Asked what inspired her to be a social worker despite being educated in the West, she said: “In late 1980s when I was in Kashmir University one of my batchmates was shot dead by police during a protest rally.

It came as a shock to me. Then, after a few months, one of my close friends’ father, belonging to the Hindu community was shot dead by unidentified persons. The subsequent years of terror, madness and mayhem across Kashmir prompted me to respond to the situation on ground.

“In early 1990s, I volunteered my services to a non-profit, non-political organisation that started working in rural areas to provide community health and development related activities. The organisation trained literate girls from various villages and imparted basic training to them to help people in their areas by providing basic health care facility,” she said.

“During my stint with the organisation I organised participatory workshops for creating awareness on gender health and sexuality issues for women, particularly for women living in rural areas,” she added.

And when violence decreased in Kashmir, Ezabir did a mapping exercise to document the experiences of women from different backgrounds, professions, regions and ethnicity. The exercise’s aim was to look at possible ways to enhance women’s role and involvement in peace building. She wanted them to suggest a way forward not only in terms of what everyone can do to make their positions better but also what they themselves would like to do for the same.

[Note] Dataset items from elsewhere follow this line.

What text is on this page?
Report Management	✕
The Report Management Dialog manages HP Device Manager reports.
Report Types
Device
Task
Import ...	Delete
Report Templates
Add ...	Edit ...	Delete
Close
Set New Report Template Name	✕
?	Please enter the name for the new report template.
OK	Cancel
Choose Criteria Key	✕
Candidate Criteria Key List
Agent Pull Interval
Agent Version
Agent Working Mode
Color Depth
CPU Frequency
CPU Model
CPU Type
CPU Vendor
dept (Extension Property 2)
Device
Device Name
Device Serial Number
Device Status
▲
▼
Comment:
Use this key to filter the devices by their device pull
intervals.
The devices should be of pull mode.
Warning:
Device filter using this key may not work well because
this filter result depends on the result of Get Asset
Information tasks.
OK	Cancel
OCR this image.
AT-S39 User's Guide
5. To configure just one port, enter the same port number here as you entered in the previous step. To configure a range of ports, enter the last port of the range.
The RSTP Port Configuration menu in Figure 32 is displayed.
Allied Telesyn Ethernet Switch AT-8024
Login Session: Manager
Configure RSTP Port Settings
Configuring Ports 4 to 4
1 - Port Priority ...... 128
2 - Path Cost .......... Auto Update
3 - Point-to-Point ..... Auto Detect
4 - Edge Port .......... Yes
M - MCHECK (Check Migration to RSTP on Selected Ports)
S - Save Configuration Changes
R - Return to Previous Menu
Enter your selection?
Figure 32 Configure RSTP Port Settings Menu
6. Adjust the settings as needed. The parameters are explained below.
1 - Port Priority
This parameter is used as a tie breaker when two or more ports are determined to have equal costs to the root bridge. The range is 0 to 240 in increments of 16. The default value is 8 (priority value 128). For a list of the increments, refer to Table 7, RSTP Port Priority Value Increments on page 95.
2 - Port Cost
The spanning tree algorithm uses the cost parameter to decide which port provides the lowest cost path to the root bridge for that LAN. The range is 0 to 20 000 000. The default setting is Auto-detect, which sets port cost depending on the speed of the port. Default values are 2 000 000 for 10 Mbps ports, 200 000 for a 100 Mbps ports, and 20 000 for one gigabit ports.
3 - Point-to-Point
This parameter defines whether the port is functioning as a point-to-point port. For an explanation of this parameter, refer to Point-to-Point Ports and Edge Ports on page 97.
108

“I also tried to build understanding of issues faced by directly affected women from the two polarised communities (Muslims and Pandits) so that the narrative of blame game which dehumanises the other is done away with. As a result of this involvement, I have been able to link women in the three regions of Jammu, Kashmir and Ladakh so that a common understanding of the issues pertaining to women is reached,” Ezabir says.
Conflict has had its own consequences, but mostly it has led to the silent suffering of women. “I have been working to bring women on a common platform so that they can share their pain and hopes for the future. Unrest and conflict have affected women very deeply and if they are included in peace processes things that affect them specifically can be tabled as well. It’s time for a change, Ezabir believes.

She says her family encourages and supports her in her work. “While my mother and daughter are a source of strength, my father encourages me to find innovative ways to address and contribute to building sustainable peace. He has never let me give up when I feel low and pushes me to continue my journey.”

Involved in “Athwaas” and “EHSAAS,” a gender peace-building group, Ezabir has been instrumental in the breakthrough consensus agreed by Islamic scholars, allowing Kashmir’s half widows (women whose husbands have disappeared but are not yet declared deceased) to remarry after a wait of four years. This ruling had an enormous impact on hundreds of women, many from rural communities, who often live impoverished lives after their husbands’ disappearance. 

Ezabir has not only exhibited her leadership skills by addressing this
challenging task of bringing religious scholars and ulemas of all sects on one platform to reach the consensus but also has contributed constructively to dealing with a burning issue that was being faced by this hapless lot.

She has earned a name for herself in the field of peace building, women
empowerment and development at the international level. This year, her name figured as one of the runners-up for an award on International Women’s Day among six women across globe whose work was appreciated and highlighted. On being asked about it, Ezabir smiles and says, “I am just doing my bit. I am humbled.”